The trilogy is best explained against the context of the
Castro era, and its political evolution and fossilization during the past fifty years. In light of the political stagnation in the two decades since La vida es silbar,
the characters and plot of Últimos días
retreat from the willfully optimistic vision proposed by the on-camera narrator
to the audience, breaking the fourth wall. The allegorical ending suggested
where the foundations of the post-Castro Cuba should be rooted, mainly
tolerance for other political, cultural and religious ideas, including a healthy
respect for dissenters. The film called for Fidel to be a father to all. In Últimos
días, the ending is very similar: a young girl, who has nothing and goes
nowhere, again addresses the audience directly, but now with a mix of defiance
and despair in her lively monologue about an uncertain future – symbolized by
the death by AIDS and the exile of the two protagonists. In the press conference, Perez kindly
answered this very question I asked, saying that “it’s not that the Cuban situation
has worsened, it’s that it has become more complex” (he used e neologism in Spanish, “complejizada”). If you put the endings of the two films side
by side, the material deterioration is visible (the 1950s cars on the road are
emblematic), and the deflation of hope too evident to ignore. Últimos días en La Habana the film proposes friendship and laughter to fight the dampening of dreams and the scarcity of
goods. With a documentary eye, trained in the making of
newsreels for the Instituto Cubano de Artes y Ciencias Cinematográficos, Perez captures the current phase of Cuban politics, and what you infer is a
question mark. No ending set in Plaza de la Revolución this time.

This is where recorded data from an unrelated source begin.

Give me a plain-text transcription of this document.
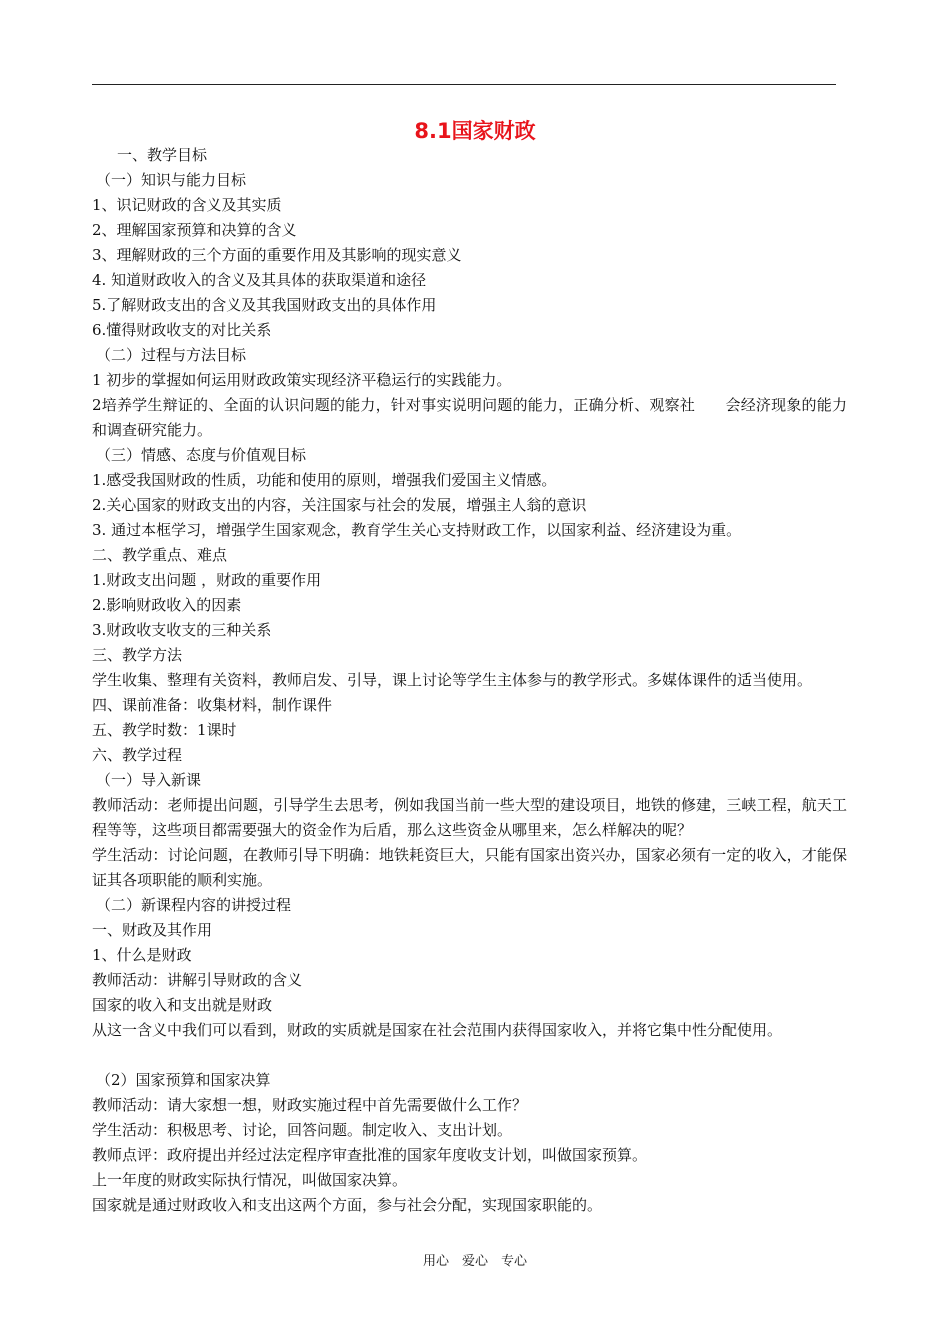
8.1国家财政
一、教学目标
（一）知识与能力目标
1、识记财政的含义及其实质
2、理解国家预算和决算的含义
3、理解财政的三个方面的重要作用及其影响的现实意义
4. 知道财政收入的含义及其具体的获取渠道和途径
5.了解财政支出的含义及其我国财政支出的具体作用
6.懂得财政收支的对比关系
（二）过程与方法目标
1 初步的掌握如何运用财政政策实现经济平稳运行的实践能力。
2培养学生辩证的、全面的认识问题的能力，针对事实说明问题的能力，正确分析、观察社　　会经济现象的能力和调查研究能力。
（三）情感、态度与价值观目标
1.感受我国财政的性质，功能和使用的原则，增强我们爱国主义情感。
2.关心国家的财政支出的内容，关注国家与社会的发展，增强主人翁的意识
3. 通过本框学习，增强学生国家观念，教育学生关心支持财政工作，以国家利益、经济建设为重。
二、教学重点、难点
1.财政支出问题 ，财政的重要作用
2.影响财政收入的因素
3.财政收支收支的三种关系
三、教学方法
学生收集、整理有关资料，教师启发、引导，课上讨论等学生主体参与的教学形式。多媒体课件的适当使用。
四、课前准备：收集材料，制作课件
五、教学时数：1课时
六、教学过程
（一）导入新课
教师活动：老师提出问题，引导学生去思考，例如我国当前一些大型的建设项目，地铁的修建，三峡工程，航天工程等等，这些项目都需要强大的资金作为后盾，那么这些资金从哪里来，怎么样解决的呢？
学生活动：讨论问题，在教师引导下明确：地铁耗资巨大，只能有国家出资兴办，国家必须有一定的收入，才能保证其各项职能的顺利实施。
（二）新课程内容的讲授过程
一、财政及其作用
1、什么是财政
教师活动：讲解引导财政的含义
国家的收入和支出就是财政
从这一含义中我们可以看到，财政的实质就是国家在社会范围内获得国家收入，并将它集中性分配使用。
（2）国家预算和国家决算
教师活动：请大家想一想，财政实施过程中首先需要做什么工作？
学生活动：积极思考、讨论，回答问题。制定收入、支出计划。
教师点评：政府提出并经过法定程序审查批准的国家年度收支计划，叫做国家预算。
上一年度的财政实际执行情况，叫做国家决算。
国家就是通过财政收入和支出这两个方面，参与社会分配，实现国家职能的。
用心　爱心　专心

A last minute addition to these comments is the German
dramatic comedy I saw last night: In Times of
Fading Light, adapted from a novel, and directed by Matti Geschonneck, that
centers on the 90th birthday celebration of a fervent communist
(Bruno Ganz, phenomenal) in 1989, before the collapse of the Berlin Wall. The
party is a minutely described microcosm of the tightly-surveilled GDR. The family and functionaries toasting to a forgetful comrade are rocked
by the unexpected defection of the only grandson to the West. The son’s Russian wife, an alcoholic with a quick
wit, has the best lines. “What happens when our children - the future – no
longer believe in it and leave ?”(It was too dark to write down the exact
lines). Different in tone and style to Goodbye,
Lenin! (2003) and The Lives of Others (2006) In Times of Fading Light, and as
entertaining, this is a political comedy of manners about people with regrets,
acknowledged or buried, about how they could have lived. Distributed by Warner Bros. Germany,
film deserves to do well in Germany and abroad.
I come back to the hotel every night walking on
Stresemannstrasse, in the city’s Mitte district.
The Berlin Wall used to go through that street. Now two parallel lines of cobblestones, as
shown in the photo I took, remind us where the Mauer stood. The irony is not lost when you watch these
films and think about the cost of the ideas that got this wall built.